What consequences would such events have?
A transaction is not associated with an IP address. There is no way to know where a transaction originates, but the Chinese government could identify transactions not originated in China
I got it. But what about wallet addresses? Some wallet explorers show which service a given address belongs to. For example, my own address, which you can see in my profile page and send your funds to (lol), is correctly determined as part of a Coinbase wallet. If we look at the home page of walletexplorer.com, we will see a
list of services like exchanges, pools, web wallets, casinos and so on, with
pages of addresses that belong to these services. As far as I understand it, most such services (if not all) have api's that allow to check if a given address is theirs. Otherwise, how could these wallet explorers determine the service a given address belongs to? If they can find that out, why can't Chinese miners do essentially the same?

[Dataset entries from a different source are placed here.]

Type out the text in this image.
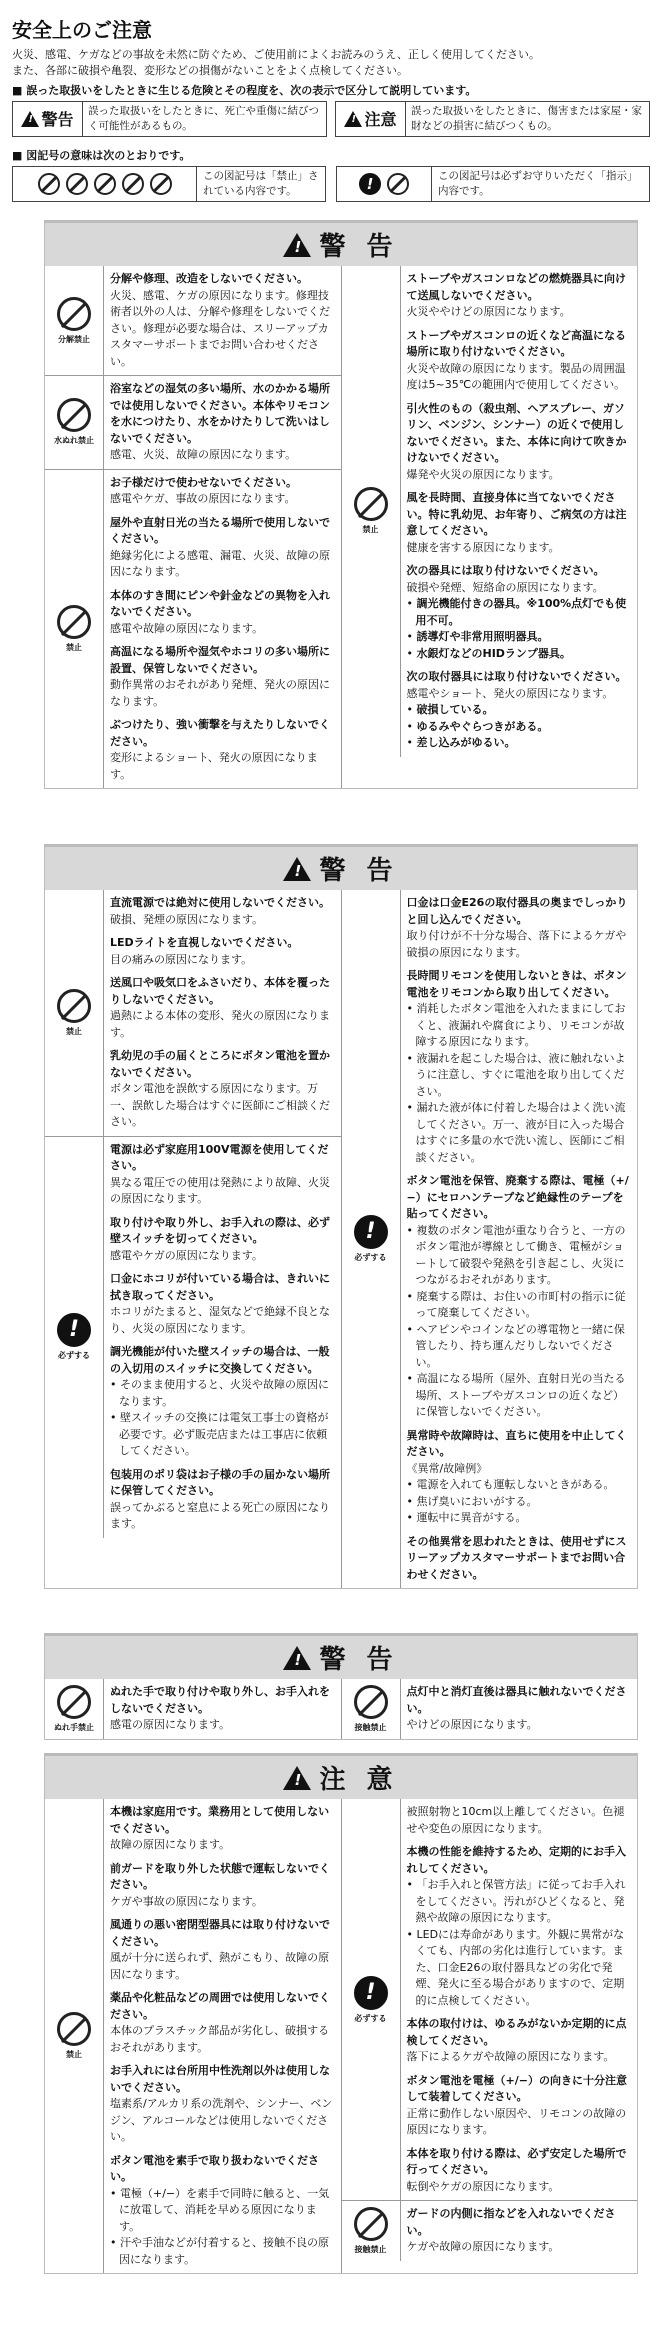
安全上のご注意

火災、感電、ケガなどの事故を未然に防ぐため、ご使用前によくお読みのうえ、正しく使用してください。

また、各部に破損や亀裂、変形などの損傷がないことをよく点検してください。

■ 誤った取扱いをしたときに生じる危険とその程度を、次の表示で区分して説明しています。

!
警告	誤った取扱いをしたときに、死亡や重傷に結びつく可能性があるもの。
!	注意	誤った取扱いをしたときに、傷害または家屋・家財などの損害に結びつくもの。

■ 図記号の意味は次のとおりです。

この図記号は「禁止」されている内容です。
!
この図記号は必ずお守りいただく「指示」内容です。
!
警 告
分解禁止
分解や修理、改造をしないでください。
火災、感電、ケガの原因になります。修理技術者以外の人は、分解や修理をしないでください。修理が必要な場合は、スリーアップカスタマーサポートまでお問い合わせください。
水ぬれ禁止
浴室などの湿気の多い場所、水のかかる場所では使用しないでください。本体やリモコンを水につけたり、水をかけたりして洗いはしないでください。
感電、火災、故障の原因になります。
禁止
お子様だけで使わせないでください。
感電やケガ、事故の原因になります。
屋外や直射日光の当たる場所で使用しないでください。
絶縁劣化による感電、漏電、火災、故障の原因になります。
本体のすき間にピンや針金などの異物を入れないでください。
感電や故障の原因になります。
高温になる場所や湿気やホコリの多い場所に設置、保管しないでください。
動作異常のおそれがあり発煙、発火の原因になります。
ぶつけたり、強い衝撃を与えたりしないでください。
変形によるショート、発火の原因になります。
禁止
ストーブやガスコンロなどの燃焼器具に向けて送風しないでください。
火災ややけどの原因になります。
ストーブやガスコンロの近くなど高温になる場所に取り付けないでください。
火災や故障の原因になります。製品の周囲温度は5~35℃の範囲内で使用してください。
引火性のもの（殺虫剤、ヘアスプレー、ガソリン、ベンジン、シンナー）の近くで使用しないでください。また、本体に向けて吹きかけないでください。
爆発や火災の原因になります。
風を長時間、直接身体に当てないでください。特に乳幼児、お年寄り、ご病気の方は注意してください。
健康を害する原因になります。
次の器具には取り付けないでください。
破損や発煙、短絡命の原因になります。
• 調光機能付きの器具。※100%点灯でも使用不可。
• 誘導灯や非常用照明器具。
• 水銀灯などのHIDランプ器具。
次の取付器具には取り付けないでください。
感電やショート、発火の原因になります。
• 破損している。
• ゆるみやぐらつきがある。
• 差し込みがゆるい。
!
警 告
禁止
直流電源では絶対に使用しないでください。
破損、発煙の原因になります。
LEDライトを直視しないでください。
目の痛みの原因になります。
送風口や吸気口をふさいだり、本体を覆ったりしないでください。
過熱による本体の変形、発火の原因になります。
乳幼児の手の届くところにボタン電池を置かないでください。
ボタン電池を誤飲する原因になります。万一、誤飲した場合はすぐに医師にご相談ください。
!
必ずする
電源は必ず家庭用100V電源を使用してください。
異なる電圧での使用は発熱により故障、火災の原因になります。
取り付けや取り外し、お手入れの際は、必ず壁スイッチを切ってください。
感電やケガの原因になります。
口金にホコリが付いている場合は、きれいに拭き取ってください。
ホコリがたまると、湿気などで絶縁不良となり、火災の原因になります。
調光機能が付いた壁スイッチの場合は、一般の入切用のスイッチに交換してください。
• そのまま使用すると、火災や故障の原因になります。
• 壁スイッチの交換には電気工事士の資格が必要です。必ず販売店または工事店に依頼してください。
包装用のポリ袋はお子様の手の届かない場所に保管してください。
誤ってかぶると窒息による死亡の原因になります。
!
必ずする
口金は口金E26の取付器具の奥までしっかりと回し込んでください。
取り付けが不十分な場合、落下によるケガや破損の原因になります。
長時間リモコンを使用しないときは、ボタン電池をリモコンから取り出してください。
• 消耗したボタン電池を入れたままにしておくと、液漏れや腐食により、リモコンが故障する原因になります。
• 液漏れを起こした場合は、液に触れないように注意し、すぐに電池を取り出してください。
• 漏れた液が体に付着した場合はよく洗い流してください。万一、液が目に入った場合はすぐに多量の水で洗い流し、医師にご相談ください。
ボタン電池を保管、廃棄する際は、電極（+/−）にセロハンテープなど絶縁性のテープを貼ってください。
• 複数のボタン電池が重なり合うと、一方のボタン電池が導線として働き、電極がショートして破裂や発熱を引き起こし、火災につながるおそれがあります。
• 廃棄する際は、お住いの市町村の指示に従って廃棄してください。
• ヘアピンやコインなどの導電物と一緒に保管したり、持ち運んだりしないでください。
• 高温になる場所（屋外、直射日光の当たる場所、ストーブやガスコンロの近くなど）に保管しないでください。
異常時や故障時は、直ちに使用を中止してください。
《異常/故障例》
• 電源を入れても運転しないときがある。
• 焦げ臭いにおいがする。
• 運転中に異音がする。
その他異常を思われたときは、使用せずにスリーアップカスタマーサポートまでお問い合わせください。
!
警 告
ぬれ手禁止
ぬれた手で取り付けや取り外し、お手入れをしないでください。
感電の原因になります。	接触禁止
点灯中と消灯直後は器具に触れないでください。
やけどの原因になります。
!
注 意
禁止
本機は家庭用です。業務用として使用しないでください。
故障の原因になります。
前ガードを取り外した状態で運転しないでください。
ケガや事故の原因になります。
風通りの悪い密閉型器具には取り付けないでください。
風が十分に送られず、熱がこもり、故障の原因になります。
薬品や化粧品などの周囲では使用しないでください。
本体のプラスチック部品が劣化し、破損するおそれがあります。
お手入れには台所用中性洗剤以外は使用しないでください。
塩素系/アルカリ系の洗剤や、シンナー、ベンジン、アルコールなどは使用しないでください。
ボタン電池を素手で取り扱わないでください。
• 電極（+/−）を素手で同時に触ると、一気に放電して、消耗を早める原因になります。
• 汗や手油などが付着すると、接触不良の原因になります。
!
必ずする
被照射物と10cm以上離してください。色褪せや変色の原因になります。
本機の性能を維持するため、定期的にお手入れしてください。
• 「お手入れと保管方法」に従ってお手入れをしてください。汚れがひどくなると、発熱や故障の原因になります。
• LEDには寿命があります。外観に異常がなくても、内部の劣化は進行しています。また、口金E26の取付器具などの劣化で発煙、発火に至る場合がありますので、定期的に点検してください。
本体の取付けは、ゆるみがないか定期的に点検してください。
落下によるケガや故障の原因になります。
ボタン電池を電極（+/−）の向きに十分注意して装着してください。
正常に動作しない原因や、リモコンの故障の原因になります。
本体を取り付ける際は、必ず安定した場所で行ってください。
転倒やケガの原因になります。
接触禁止
ガードの内側に指などを入れないでください。
ケガや故障の原因になります。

And I guess this is not the only way to check which country an incoming transaction comes from
Online wallets usually do not provide the list of address they control or they would be compromising on privacy. Wallet explorer uses the known address of the various services and use taint analysis to determine which addresses are likely connected to which. For example, Bitfinex is a well known exchange and they have a cold storage and hot wallet address. If your address always sends the funds to those addresses, it is very possible that the address belongs to Bitfinex.
This has several limitations however. If the user were to use a desktop wallet or an online wallet that does not send their fund to a known address that is controlled by them, it would be close to impossible to identify who the address belongs to.